IAPAC Supports Formation of UN Group of Friends for Hepatitis Elimination
Statement by Dr. José M. Zuniga, President/CEO, IAPAC and Fast-Track Cities Institute
20 September 2022 – UNGA Side Event: Building Solidarity for Hepatitis Elimination
Thank you for inviting me to join you for this United Nations General Assembly side event focused on building solidarity for hepatitis elimination. I wish I could be with you in New York City, but I am grateful to the Coalition for Global Hepatitis Elimination and the Task Force for Global Health for making my virtual participation possible.

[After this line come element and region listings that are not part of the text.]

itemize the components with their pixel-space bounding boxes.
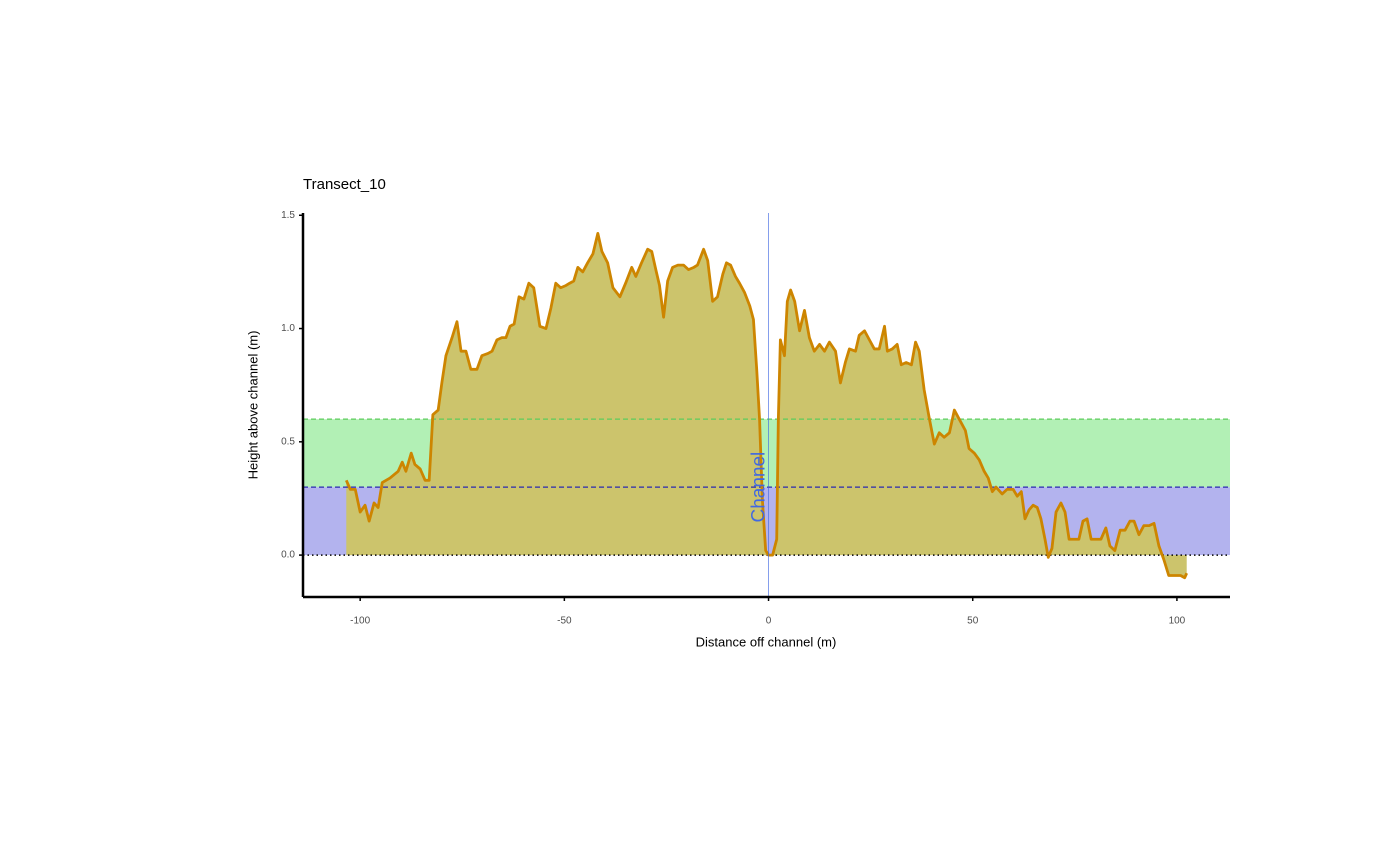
y-tick-label: 0.0 <box>281 550 295 561</box>
x-tick-label: -50 <box>557 616 572 627</box>
y-axis-label: Height above channel (m) <box>245 331 260 480</box>
y-tick-label: 1.5 <box>281 210 295 221</box>
x-tick-label: -100 <box>350 616 370 627</box>
y-tick-label: 1.0 <box>281 323 295 334</box>
x-tick-label: 0 <box>766 616 772 627</box>
x-axis-label: Distance off channel (m) <box>696 634 837 649</box>
x-tick-label: 100 <box>1169 616 1186 627</box>
chart-title: Transect_10 <box>303 176 386 193</box>
area <box>346 233 1187 578</box>
line <box>345 231 1188 580</box>
x-tick-label: 50 <box>967 616 979 627</box>
channel-label: Channel <box>749 452 770 523</box>
y-tick-label: 0.5 <box>281 436 295 447</box>
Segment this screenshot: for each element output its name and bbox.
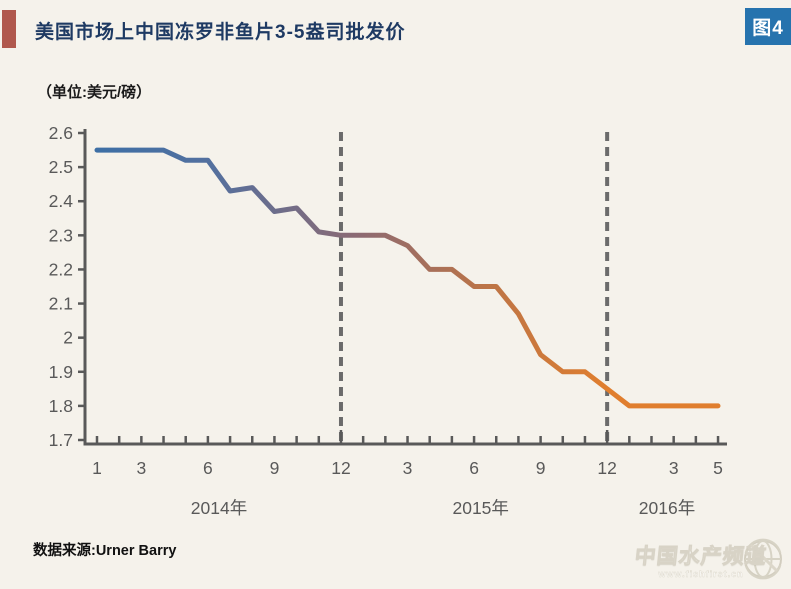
y-axis-label: 2.2	[49, 259, 73, 279]
y-axis-label: 2.1	[49, 294, 73, 314]
x-axis-month-label: 12	[597, 458, 616, 478]
figure-number-badge: 图4	[745, 8, 791, 45]
y-axis-label: 2.4	[49, 191, 74, 211]
x-axis-year-label: 2016年	[639, 498, 695, 518]
unit-label: （单位:美元/磅）	[37, 84, 152, 101]
x-axis-month-label: 9	[536, 458, 546, 478]
x-axis-month-label: 5	[713, 458, 723, 478]
x-axis-year-label: 2015年	[452, 498, 508, 518]
x-axis-month-label: 3	[669, 458, 679, 478]
x-axis-month-label: 12	[331, 458, 350, 478]
y-axis-label: 2.5	[49, 157, 73, 177]
x-axis-month-label: 3	[403, 458, 413, 478]
price-series-line	[94, 147, 721, 409]
y-axis-label: 2.3	[49, 225, 73, 245]
y-axis-label: 2.6	[49, 123, 73, 143]
data-source-note: 数据来源:Urner Barry	[33, 543, 177, 559]
y-axis-label: 2	[63, 328, 73, 348]
y-axis-label: 1.7	[49, 430, 73, 450]
x-axis-year-label: 2014年	[191, 498, 247, 518]
page-title: 美国市场上中国冻罗非鱼片3-5盎司批发价	[35, 22, 406, 43]
title-accent-bar	[2, 10, 16, 48]
x-axis-month-label: 9	[270, 458, 280, 478]
y-axis-label: 1.8	[49, 396, 73, 416]
y-axis-label: 1.9	[49, 362, 73, 382]
x-axis-month-label: 6	[203, 458, 213, 478]
x-axis-month-label: 3	[136, 458, 146, 478]
x-axis-month-label: 1	[92, 458, 102, 478]
chart-header: 美国市场上中国冻罗非鱼片3-5盎司批发价 图4	[0, 0, 791, 60]
axis-lines	[83, 129, 727, 446]
x-axis-month-label: 6	[469, 458, 479, 478]
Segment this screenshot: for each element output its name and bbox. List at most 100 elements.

For reference, the International Association of Providers of AIDS Care (IAPAC) is a global medical association representing more than 30,000 clinicians delivering care and treatment services for people living with HIV and comorbid diseases, including viral hepatitis. We are also the core technical partner to the Fast-Track Cities network, which numbers more than 400 cities and municipalities. These cities and municipalities are also supported by the Fast-Track Cities Institute through implementation science and operational research activities. While at its launch in 2014 the Fast-Track Cities network was initially focused on ending urban HIV epidemics with some cross-over into addressing TB coinfection, in 2019 the network’s mandate was expanded to ending urban TB irrespective of coinfection as well as embracing and urbanizing the WHO’s goals of eliminating HBV and HCV by 2030.
Our mandate’s expansion into urban HBV and HCV responses was a natural evolution for two reasons: First, given the significant advances in HIV treatment, we have the tools to guarantee people living with HIV near-normal lifespans. Why then would we wish for them to succumb to comorbid diseases and syndemic conditions? And, second, why not leverage the HIV response to facilitate greater progress in closing gaps across HBV and HCV care continua, for example? Given progress is sadly lagging to the detriment of millions of people, and because a high tide can lift all boats, we have been leveraging the HIV response across the Fast-Track Cities network to accelerate urban HBV and HCV responses.
Are we succeeding? We have been monitoring, collecting, and disseminating best practices from urban viral hepatitis elimination efforts that we posit are innovative, replicable, and scalable. Here are three examples:
- Our Fast-Track Cities colleagues in Lisbon are using community pharmacies to offer point-of-care tests for HIV, HBV, and HCV infections to expand opportunities to diagnose these three diseases outside of clinical settings, which some who accessed the testing viewed as stigmatizing.
- In Madrid, our colleagues have implemented an HIV/HCV screening program with embedded linkage to a care nurse, thus actioning differentiated service delivery in an attempt to both optimize care since, as a rule, nurse-delivered care tends to be much more person centered, and strategically expand the health workforce engaged in HCV care. Notably, the quality of care did not suffer. Indeed, only 3% of those diagnosed with HCV were lost to follow-up.
- And, in Amsterdam, our colleagues are offering testing and linkage to HCV care to clients attending homeless services as a means of conducting outreach to a hard-to-reach at-risk population. Most recent data indicate 71% of homeless people who inject drugs linked to care and 57% initiating treatment.
These are but a few examples of the urban public health leadership on display in cities and municipalities around the world, from Bangkok to Kigali and New York City to Tel Aviv. Yet, these cities and municipalities alone cannot achieve the global goals of eliminating HBV and HCV.
The new World Health Organization (WHO) Global Health Sector Strategy calls for 90% of people living with HCV to be diagnosed and of those 80% to be on treatment. My concern is that the baseline (based on 2020 data) is 30% for diagnosis and 30% on-treatment. Similarly progress towards the ambitious HBV targets when compared against baseline also reflects a need to re-focus and accelerate our efforts to eliminate HBV. Those are significant gaps requiring business unusual. In fact, we need a whole of government (including city and municipal governments) and whole of society approach, and I believe that it is in our cities and municipalities where we can be the most innovative, responsive, and timely efforts to curb morbidity and mortality related to HBV and HCV.
Bottomline, though, achieving the global goals HBV and HCV elimination requires political leadership at all jurisdictional levels, and most notably national levels, with national investments to match and adequate to the task at hand. Many countries, such as India and Egypt, and, as already noted, many cities and municipalities, are already taking bold actions, including through interventions ranging from timely administration of birth dose HBV vaccination to scaling up access to diagnostic tests and direct-acting antivirals to treat and cure HCV. But more can and must be done to avert millions of unnecessarily premature HBV- and HCV-related deaths by 2030. In fact, given the reality we have a cure for HCV, it is a public health failure of a colossal magnitude that we are not more rapidly closing gaps across the HCV continuum and thus failing to cure millions of people.
What is needed today is a re-commitment by UN member-states to work in solidarity in this common cause. That is why IAPAC and the Fast-Track Cities Institute unequivocally support the formation of a UN Group of Friends focused on attaining the attainable goal of hepatitis elimination.